PCRE2Project / pcre2

PCRE2 development is now based here.
Other
919 stars 191 forks source link

Might be a problem found during the metamorphosis test #412

Closed Conspio closed 5 months ago

Conspio commented 5 months ago

To test the program, I used a regular expression to match itself. When the compiled regex is

const char *pattern = "\x2d\x32\x35\x7c\x72\xf3\xb8\xb2\xa3\x2f"
                      "\x35\x77\x87\x31\xff\x2d\x2e\x31\x78\x26"
                      "\x2a\x2e\x7c\x31\x2a\x28\x28\x28\x47\x29"
                      "\x29\x4a\x0a\x76\x00\x00\x7c\x2e\x3f\x2e"
                      "\x7c\xa9\xa9\xa9\xa9\x29\x7b\x38\x32\x35"
                      "\x7d\x00";

The number of matches in PCRE2 with jit enabled is 2. Match from 0 ~ 3 and 4 ~ 21. here is the repo: https://github.com/Conspio/poc-repo/blob/main/pcre2jit.cpp

However, the number of matches in PCRE2 without jit enabled is 1. Only match from 0 ~ 3. here is the repo: https://github.com/Conspio/poc-repo/blob/main/pcre2nojit.cpp

PhilipHazel commented 5 months ago

Please give more detail (to save me having to understand your program).
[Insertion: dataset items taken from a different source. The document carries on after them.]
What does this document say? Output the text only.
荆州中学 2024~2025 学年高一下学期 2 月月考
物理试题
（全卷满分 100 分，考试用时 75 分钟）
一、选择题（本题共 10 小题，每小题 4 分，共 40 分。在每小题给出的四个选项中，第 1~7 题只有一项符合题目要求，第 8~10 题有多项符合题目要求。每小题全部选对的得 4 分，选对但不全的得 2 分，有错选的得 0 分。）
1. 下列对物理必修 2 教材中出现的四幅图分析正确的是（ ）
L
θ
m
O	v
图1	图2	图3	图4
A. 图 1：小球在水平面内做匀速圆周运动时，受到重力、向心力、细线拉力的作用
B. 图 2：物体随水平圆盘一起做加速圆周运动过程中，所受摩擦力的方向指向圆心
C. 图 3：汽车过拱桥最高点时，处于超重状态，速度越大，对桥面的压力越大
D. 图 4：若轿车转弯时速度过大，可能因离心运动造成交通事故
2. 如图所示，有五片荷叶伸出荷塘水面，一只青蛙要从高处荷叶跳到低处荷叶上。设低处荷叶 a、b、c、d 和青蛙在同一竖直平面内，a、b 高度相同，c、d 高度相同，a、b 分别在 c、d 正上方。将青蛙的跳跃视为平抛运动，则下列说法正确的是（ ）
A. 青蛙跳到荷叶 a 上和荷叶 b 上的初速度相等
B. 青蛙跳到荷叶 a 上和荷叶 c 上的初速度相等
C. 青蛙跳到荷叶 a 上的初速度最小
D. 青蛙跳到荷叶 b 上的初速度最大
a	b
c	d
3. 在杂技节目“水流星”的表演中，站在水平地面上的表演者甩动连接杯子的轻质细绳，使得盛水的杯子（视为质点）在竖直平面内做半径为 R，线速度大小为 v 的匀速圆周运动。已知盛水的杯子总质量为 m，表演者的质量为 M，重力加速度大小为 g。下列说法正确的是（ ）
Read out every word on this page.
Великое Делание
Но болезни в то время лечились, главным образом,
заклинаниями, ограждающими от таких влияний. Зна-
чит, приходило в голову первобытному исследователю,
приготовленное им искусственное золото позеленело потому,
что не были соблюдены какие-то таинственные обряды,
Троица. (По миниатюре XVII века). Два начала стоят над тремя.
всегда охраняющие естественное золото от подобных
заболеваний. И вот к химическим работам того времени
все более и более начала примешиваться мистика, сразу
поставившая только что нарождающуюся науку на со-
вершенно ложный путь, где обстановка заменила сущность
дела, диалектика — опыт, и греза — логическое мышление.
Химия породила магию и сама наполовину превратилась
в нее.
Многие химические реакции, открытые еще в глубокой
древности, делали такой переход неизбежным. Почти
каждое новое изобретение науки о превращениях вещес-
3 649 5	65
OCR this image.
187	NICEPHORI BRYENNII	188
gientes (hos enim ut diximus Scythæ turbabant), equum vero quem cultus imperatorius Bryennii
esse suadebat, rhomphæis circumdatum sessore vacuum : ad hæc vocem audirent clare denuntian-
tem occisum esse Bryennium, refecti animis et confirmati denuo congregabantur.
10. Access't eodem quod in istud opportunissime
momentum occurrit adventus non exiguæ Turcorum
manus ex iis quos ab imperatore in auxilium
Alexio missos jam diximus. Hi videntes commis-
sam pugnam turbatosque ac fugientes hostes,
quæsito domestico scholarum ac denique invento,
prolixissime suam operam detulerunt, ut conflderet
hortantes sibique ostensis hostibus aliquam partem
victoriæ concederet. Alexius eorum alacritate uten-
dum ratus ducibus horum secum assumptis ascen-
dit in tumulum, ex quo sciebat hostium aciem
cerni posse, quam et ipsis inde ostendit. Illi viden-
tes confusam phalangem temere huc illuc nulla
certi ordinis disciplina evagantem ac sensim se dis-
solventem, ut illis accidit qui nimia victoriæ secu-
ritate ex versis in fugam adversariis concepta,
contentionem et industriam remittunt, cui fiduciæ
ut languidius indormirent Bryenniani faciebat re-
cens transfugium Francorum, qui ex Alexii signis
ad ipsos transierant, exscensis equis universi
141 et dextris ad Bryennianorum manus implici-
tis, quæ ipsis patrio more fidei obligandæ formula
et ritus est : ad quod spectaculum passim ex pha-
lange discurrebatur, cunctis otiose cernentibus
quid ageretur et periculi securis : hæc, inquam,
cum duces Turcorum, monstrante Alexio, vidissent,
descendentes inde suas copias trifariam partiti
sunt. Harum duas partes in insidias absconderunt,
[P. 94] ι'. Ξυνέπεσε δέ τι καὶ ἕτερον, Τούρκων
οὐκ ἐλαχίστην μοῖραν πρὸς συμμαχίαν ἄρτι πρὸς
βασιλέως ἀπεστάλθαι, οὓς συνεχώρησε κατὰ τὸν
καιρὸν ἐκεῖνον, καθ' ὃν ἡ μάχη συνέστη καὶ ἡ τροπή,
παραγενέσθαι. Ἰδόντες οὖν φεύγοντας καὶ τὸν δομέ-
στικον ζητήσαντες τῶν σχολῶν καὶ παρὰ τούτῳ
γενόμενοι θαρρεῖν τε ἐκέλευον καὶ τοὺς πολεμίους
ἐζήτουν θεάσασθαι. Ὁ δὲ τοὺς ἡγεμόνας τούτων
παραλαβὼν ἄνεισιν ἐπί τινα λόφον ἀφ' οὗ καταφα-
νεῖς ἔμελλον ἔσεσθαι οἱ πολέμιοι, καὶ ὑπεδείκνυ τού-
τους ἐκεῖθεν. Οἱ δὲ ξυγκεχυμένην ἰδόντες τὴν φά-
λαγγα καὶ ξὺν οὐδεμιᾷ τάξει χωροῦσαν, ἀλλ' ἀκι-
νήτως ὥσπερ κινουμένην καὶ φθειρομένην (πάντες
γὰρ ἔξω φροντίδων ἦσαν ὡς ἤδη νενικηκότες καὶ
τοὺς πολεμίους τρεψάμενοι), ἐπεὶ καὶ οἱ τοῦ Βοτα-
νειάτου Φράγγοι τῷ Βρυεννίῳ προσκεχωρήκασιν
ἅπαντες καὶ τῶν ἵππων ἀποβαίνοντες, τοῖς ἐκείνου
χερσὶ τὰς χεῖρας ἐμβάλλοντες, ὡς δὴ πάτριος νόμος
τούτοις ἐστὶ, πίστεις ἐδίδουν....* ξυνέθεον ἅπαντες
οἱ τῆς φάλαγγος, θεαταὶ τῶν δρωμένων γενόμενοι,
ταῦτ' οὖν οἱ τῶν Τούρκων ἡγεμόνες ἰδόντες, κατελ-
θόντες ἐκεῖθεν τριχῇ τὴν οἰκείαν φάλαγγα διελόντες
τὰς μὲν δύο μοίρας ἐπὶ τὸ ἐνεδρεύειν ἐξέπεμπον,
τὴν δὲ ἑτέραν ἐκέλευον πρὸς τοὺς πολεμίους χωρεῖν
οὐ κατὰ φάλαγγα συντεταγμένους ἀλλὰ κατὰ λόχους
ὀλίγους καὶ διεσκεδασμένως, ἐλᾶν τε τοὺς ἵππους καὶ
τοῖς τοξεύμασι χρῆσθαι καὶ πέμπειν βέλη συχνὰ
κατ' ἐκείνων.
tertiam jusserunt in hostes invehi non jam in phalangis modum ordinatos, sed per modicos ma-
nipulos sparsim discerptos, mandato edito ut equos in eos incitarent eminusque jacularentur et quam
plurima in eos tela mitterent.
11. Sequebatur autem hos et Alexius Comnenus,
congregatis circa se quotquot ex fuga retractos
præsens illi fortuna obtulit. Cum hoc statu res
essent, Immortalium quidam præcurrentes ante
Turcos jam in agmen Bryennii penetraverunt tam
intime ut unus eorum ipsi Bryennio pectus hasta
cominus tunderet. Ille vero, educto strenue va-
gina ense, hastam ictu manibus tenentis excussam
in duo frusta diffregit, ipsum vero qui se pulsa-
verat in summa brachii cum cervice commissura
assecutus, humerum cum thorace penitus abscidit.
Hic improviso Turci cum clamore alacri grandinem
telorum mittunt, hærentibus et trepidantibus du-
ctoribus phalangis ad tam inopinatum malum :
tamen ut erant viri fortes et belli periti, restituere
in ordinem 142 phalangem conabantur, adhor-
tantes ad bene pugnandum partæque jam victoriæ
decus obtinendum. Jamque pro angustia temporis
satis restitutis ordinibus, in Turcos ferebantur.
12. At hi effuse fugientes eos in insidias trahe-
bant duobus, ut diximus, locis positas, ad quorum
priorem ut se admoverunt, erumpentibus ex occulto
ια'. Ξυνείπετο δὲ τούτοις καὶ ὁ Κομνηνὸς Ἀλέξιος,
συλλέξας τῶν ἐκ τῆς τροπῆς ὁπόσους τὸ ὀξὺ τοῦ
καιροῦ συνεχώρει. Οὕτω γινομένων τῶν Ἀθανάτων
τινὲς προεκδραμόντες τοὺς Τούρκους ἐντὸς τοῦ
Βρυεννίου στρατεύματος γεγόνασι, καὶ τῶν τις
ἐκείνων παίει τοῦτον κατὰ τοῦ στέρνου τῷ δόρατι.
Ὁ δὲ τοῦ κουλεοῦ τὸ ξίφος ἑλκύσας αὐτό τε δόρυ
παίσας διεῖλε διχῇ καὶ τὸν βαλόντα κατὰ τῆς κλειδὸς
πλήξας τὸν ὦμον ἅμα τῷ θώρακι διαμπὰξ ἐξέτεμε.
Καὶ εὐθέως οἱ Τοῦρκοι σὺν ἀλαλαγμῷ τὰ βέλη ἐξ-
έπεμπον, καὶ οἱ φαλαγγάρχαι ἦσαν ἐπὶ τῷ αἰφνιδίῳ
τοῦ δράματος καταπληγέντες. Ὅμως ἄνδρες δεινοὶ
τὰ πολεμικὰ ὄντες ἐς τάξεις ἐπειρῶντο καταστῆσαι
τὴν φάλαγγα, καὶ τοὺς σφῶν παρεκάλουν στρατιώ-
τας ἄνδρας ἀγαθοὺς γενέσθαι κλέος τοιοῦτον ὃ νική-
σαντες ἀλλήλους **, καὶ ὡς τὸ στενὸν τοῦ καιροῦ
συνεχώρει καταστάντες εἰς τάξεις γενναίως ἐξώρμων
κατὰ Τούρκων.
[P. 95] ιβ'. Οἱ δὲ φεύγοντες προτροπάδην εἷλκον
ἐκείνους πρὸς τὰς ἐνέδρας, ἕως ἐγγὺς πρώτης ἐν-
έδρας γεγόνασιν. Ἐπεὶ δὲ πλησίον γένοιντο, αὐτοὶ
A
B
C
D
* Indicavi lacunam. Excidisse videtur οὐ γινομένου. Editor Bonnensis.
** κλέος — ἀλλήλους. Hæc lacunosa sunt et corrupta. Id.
When I try that pattern with the same string as the match subject, using pcre2test with or without JIT, it just matches the whole subject.

zyingp commented 5 months ago

屏幕截图 2024-06-05 151153

zyp@LAPTOP-TUSLHN7A:/mnt/c/Users/zying/Downloads$ g++ pcre2nojit.cpp -o pcre2nojit -lpcre2-8 zyp@LAPTOP-TUSLHN7A:/mnt/c/Users/zying/Downloads$ ./pcre2nojit start_offset: 3 count: 1 zyp@LAPTOP-TUSLHN7A:/mnt/c/Users/zying/Downloads$ g++ pcre2jit.cpp -o pcre2jit -lpcre2-8 zyp@LAPTOP-TUSLHN7A:/mnt/c/Users/zying/Downloads$ ./pcre2jit start_offset: 3 start_offset: 21 count: 2 zyp@LAPTOP-TUSLHN7A:/mnt/c/Users/zying/Downloads$

They are tested on WSL2-Ubuntu22.

The results are different for with-jit and without-jit versions. The two cpp files are similar except for the jit part.

PhilipHazel commented 5 months ago

I am not a C++ programmer. Nevertheless, I have spent some time and figured out what is going on. It is not a bug. In the non-JIT case, after the first match, the second attempt gives a "match limit exceeded" error - that is, a negative value for rc, and hence the loop stops. You do not test for errors, and hence it looks as if it has found just one match. JIT's use of the match limit counts somewhat differently, and it can apparently find the second match without hitting the limit.

zyingp commented 5 months ago

Thank you for your further investigation. I checked and confirmed that if we call pcre2_set_match_limit(match_context, 4294967295) to set a bigger limit, the non-jit case has the same matching results as the jit case.